Why this sudden shift? Well, you might have heard that the previous administration in America under Trump had controversially awarded these leases in the last few weeks before leaving the White House. The federal government under President Biden suspended these as one of its first acts last year, creating obstacles for oil corporations that require time and money to fight.
However, it’s not all political machinations that should be credited with saving this pristine refuge, which is also a “critical habitat for the Southern Beaufort Sea’s remaining polar bears.” As The Washington Post reports, drilling in this beautiful but very remote region is tremendously difficult: “There are no roads or facilities, so building the infrastructure to support oil exploration would be costly. There has long been strong opposition to drilling in the refuge, which has only intensified as climate change worsens, driven by burning of fossil fuels. The Alaskan Arctic has warmed at least three times more than other parts of the country, posing new risks to oil infrastructure on the North Slope as permafrost melts.”
3pm Nature Recovery in the UK
For our next story, we go to the United Kingdom, where the Guardian reports that work is now underway on five projects to “tackle wildlife loss and improve access to nature.”
These projects encompass almost 99,000 hectares of land in the West Midlands, Cambridgeshire, Peak District, Norfolk and Somerset. The Department for the Environment, Food and Rural Affairs and Natural England has dedicated almost two and a half million pounds to habitat creation, community connectivity via footpaths, natural land management and recovery, and carbon storage.
The work will involve areas of rural farmland and inner city urban environments. It is hoped to stop the decline of biodiversity in the UK while increasing access to green areas in an equitable way through community consultation. As environment minister Rebecca Pow remarked, it will “[enable] us to leave the environment in a better state than we found it.”
You can read more about the different projects in the Guardian article, which I have linked in this episode’s show notes.
3:30pm Koala Protection
For our final conservation story, we go much closer to home, to Queensland Australia, just north of us here in the Bellingen Shire.
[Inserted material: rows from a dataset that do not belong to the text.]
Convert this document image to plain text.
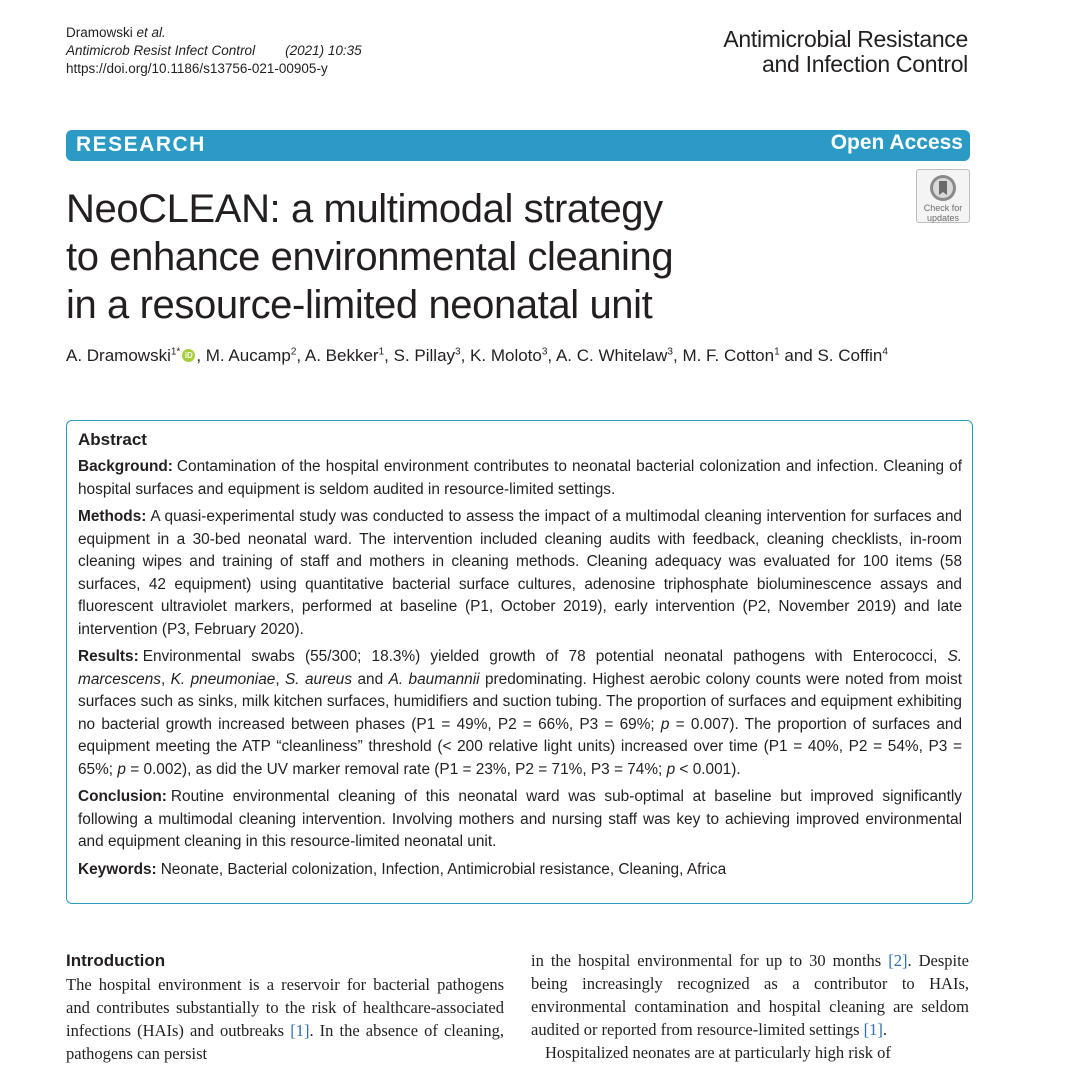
Dramowski et al.
Antimicrob Resist Infect Control (2021) 10:35
https://doi.org/10.1186/s13756-021-00905-y
Antimicrobial Resistance
and Infection Control
RESEARCH	Open Access
Check for
updates
NeoCLEAN: a multimodal strategy
to enhance environmental cleaning
in a resource-limited neonatal unit
A. Dramowski$^{1*}$ iD , M. Aucamp$^2$, A. Bekker$^1$, S. Pillay$^3$, K. Moloto$^3$, A. C. Whitelaw$^3$, M. F. Cotton$^1$ and S. Coffin$^4$
Abstract

Background: Contamination of the hospital environment contributes to neonatal bacterial colonization and infection. Cleaning of hospital surfaces and equipment is seldom audited in resource-limited settings.

Methods: A quasi-experimental study was conducted to assess the impact of a multimodal cleaning intervention for surfaces and equipment in a 30-bed neonatal ward. The intervention included cleaning audits with feedback, cleaning checklists, in-room cleaning wipes and training of staff and mothers in cleaning methods. Cleaning adequacy was evaluated for 100 items (58 surfaces, 42 equipment) using quantitative bacterial surface cultures, adenosine triphosphate bioluminescence assays and fluorescent ultraviolet markers, performed at baseline (P1, October 2019), early intervention (P2, November 2019) and late intervention (P3, February 2020).

Results: Environmental swabs (55/300; 18.3%) yielded growth of 78 potential neonatal pathogens with Enterococci, S. marcescens, K. pneumoniae, S. aureus and A. baumannii predominating. Highest aerobic colony counts were noted from moist surfaces such as sinks, milk kitchen surfaces, humidifiers and suction tubing. The proportion of surfaces and equipment exhibiting no bacterial growth increased between phases (P1 = 49%, P2 = 66%, P3 = 69%; p = 0.007). The proportion of surfaces and equipment meeting the ATP “cleanliness” threshold (< 200 relative light units) increased over time (P1 = 40%, P2 = 54%, P3 = 65%; p = 0.002), as did the UV marker removal rate (P1 = 23%, P2 = 71%, P3 = 74%; p < 0.001).

Conclusion: Routine environmental cleaning of this neonatal ward was sub-optimal at baseline but improved significantly following a multimodal cleaning intervention. Involving mothers and nursing staff was key to achieving improved environmental and equipment cleaning in this resource-limited neonatal unit.

Keywords: Neonate, Bacterial colonization, Infection, Antimicrobial resistance, Cleaning, Africa

Introduction

The hospital environment is a reservoir for bacterial pathogens and contributes substantially to the risk of healthcare-associated infections (HAIs) and outbreaks [1]. In the absence of cleaning, pathogens can persist

in the hospital environmental for up to 30 months [2]. Despite being increasingly recognized as a contributor to HAIs, environmental contamination and hospital cleaning are seldom audited or reported from resource-limited settings [1].

Hospitalized neonates are at particularly high risk of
It is also reported by the Guardian.
Queensland Premier Annastacia Palaszczuk announced on Twitter that the Queensland government is “committing $24.6 million to protect koalas across South East Queensland,” and that the point of the funding is to preserve the existing koala population through habitat protection and restoration.
Queensland’s environment minister, Meaghan Scanlon, said, “This funding will help us do so much work for our much-loved koala population, but it also allows us to do some really important work for threatened species.”
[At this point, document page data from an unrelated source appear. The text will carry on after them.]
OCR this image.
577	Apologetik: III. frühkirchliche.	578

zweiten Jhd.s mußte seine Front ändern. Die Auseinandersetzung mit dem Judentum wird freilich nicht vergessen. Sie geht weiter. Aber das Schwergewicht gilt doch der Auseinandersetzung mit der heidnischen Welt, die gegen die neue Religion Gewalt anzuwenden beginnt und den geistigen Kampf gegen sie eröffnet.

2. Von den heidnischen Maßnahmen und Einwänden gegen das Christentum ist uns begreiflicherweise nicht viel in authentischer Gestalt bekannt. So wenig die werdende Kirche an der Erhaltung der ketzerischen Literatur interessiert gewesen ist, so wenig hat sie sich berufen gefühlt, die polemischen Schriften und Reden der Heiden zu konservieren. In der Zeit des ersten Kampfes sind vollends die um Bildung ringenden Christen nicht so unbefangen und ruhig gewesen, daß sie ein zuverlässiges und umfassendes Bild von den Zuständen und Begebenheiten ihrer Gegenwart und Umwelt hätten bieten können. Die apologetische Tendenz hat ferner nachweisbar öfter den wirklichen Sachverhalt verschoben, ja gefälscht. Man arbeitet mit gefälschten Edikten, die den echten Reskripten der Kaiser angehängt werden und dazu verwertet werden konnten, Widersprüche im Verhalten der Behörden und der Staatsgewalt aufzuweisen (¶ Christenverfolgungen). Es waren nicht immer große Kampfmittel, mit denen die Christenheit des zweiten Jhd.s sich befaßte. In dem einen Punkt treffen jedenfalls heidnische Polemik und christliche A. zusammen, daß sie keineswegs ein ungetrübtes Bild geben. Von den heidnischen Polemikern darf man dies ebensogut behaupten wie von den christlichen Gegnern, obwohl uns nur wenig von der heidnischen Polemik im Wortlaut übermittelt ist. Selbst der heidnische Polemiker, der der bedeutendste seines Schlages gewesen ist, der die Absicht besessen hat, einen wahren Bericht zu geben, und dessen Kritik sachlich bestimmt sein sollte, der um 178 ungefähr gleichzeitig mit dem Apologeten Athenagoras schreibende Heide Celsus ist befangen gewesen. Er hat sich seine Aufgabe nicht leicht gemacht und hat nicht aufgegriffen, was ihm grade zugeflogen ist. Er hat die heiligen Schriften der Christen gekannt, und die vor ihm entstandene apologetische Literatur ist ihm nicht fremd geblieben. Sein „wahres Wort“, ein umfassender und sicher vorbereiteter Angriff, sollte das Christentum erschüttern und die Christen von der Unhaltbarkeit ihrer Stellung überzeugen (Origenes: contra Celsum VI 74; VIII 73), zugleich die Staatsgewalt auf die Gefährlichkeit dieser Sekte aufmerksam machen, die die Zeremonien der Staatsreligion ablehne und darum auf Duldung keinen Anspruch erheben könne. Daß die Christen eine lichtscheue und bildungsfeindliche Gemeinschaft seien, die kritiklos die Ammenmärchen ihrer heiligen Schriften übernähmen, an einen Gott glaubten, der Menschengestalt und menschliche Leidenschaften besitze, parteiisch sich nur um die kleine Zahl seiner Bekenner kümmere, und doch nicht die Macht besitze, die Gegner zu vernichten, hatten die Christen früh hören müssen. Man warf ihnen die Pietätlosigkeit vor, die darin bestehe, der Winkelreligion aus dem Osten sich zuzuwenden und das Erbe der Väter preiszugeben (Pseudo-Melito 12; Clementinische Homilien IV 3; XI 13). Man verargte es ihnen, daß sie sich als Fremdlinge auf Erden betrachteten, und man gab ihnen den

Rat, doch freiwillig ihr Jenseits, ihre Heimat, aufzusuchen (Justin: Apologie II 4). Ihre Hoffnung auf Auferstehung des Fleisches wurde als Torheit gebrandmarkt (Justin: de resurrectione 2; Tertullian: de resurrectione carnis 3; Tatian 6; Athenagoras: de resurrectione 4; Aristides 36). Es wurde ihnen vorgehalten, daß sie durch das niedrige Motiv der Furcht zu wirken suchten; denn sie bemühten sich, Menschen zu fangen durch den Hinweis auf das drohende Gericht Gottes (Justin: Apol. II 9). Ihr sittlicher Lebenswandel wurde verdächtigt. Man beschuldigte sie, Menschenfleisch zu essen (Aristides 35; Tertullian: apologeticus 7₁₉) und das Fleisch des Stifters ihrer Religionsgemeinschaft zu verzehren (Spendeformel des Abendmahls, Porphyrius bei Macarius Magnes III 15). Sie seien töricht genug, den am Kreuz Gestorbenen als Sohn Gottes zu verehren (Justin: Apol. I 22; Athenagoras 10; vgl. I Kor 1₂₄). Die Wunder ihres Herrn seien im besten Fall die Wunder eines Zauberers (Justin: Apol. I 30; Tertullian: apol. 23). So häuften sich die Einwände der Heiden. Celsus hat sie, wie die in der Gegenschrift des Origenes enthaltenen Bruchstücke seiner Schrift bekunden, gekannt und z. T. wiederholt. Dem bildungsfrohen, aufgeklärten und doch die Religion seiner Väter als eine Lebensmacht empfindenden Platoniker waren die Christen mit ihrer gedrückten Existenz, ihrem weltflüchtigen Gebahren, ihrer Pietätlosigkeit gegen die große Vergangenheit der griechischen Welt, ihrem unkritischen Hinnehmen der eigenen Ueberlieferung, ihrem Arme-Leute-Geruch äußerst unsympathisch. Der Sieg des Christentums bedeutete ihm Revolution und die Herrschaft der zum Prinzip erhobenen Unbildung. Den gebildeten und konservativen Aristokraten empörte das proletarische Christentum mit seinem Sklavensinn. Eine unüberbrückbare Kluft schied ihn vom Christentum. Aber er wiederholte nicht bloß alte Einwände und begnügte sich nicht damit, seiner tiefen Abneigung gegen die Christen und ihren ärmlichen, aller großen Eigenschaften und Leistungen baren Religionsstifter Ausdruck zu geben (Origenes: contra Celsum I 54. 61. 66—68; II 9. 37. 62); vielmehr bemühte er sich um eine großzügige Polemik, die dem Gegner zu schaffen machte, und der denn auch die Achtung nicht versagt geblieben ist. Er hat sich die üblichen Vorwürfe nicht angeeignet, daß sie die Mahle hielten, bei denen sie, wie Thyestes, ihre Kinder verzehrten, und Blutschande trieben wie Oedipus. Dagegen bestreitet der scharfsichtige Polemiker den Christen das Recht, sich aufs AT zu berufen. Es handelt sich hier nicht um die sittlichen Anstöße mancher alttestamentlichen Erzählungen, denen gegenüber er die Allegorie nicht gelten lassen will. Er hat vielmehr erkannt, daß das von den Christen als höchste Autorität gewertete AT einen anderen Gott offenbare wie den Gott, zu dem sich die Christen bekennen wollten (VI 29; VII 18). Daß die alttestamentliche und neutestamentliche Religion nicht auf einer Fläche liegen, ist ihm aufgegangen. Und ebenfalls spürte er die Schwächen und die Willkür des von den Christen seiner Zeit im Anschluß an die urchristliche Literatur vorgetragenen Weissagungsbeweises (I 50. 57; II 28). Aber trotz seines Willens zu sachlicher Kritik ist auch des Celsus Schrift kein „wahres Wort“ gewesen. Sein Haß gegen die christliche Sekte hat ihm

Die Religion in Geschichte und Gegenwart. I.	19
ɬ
This type of initiative is so vital for Queensland, which has “the highest number of threatened species in Australia that faced habitat destruction due to ‘shocking rates of land clearing’” according to Dave Copeman, the director of the Queensland Conservation Council.
$14.7 million of the funding will be used to recover the habitats of threatened species native to the state, both on land and in the seas.
Earlier this year, the Queensland government bought land formerly used for large cattle stations west of Cairns. This land – more than 131 thousand hectares – was returned to its traditional owners for preservation and to “[ensure] the region’s iconic natural and cultural values are protected,” according to a government statement. About the land acquisition, environment minister Scanlon remarked that the former cattle station land connects with existing protected areas and “[provides] further opportunity to protect the Great Barrier Reef by stabilising two catchment areas that flow into the Great Barrier Reef lagoon.”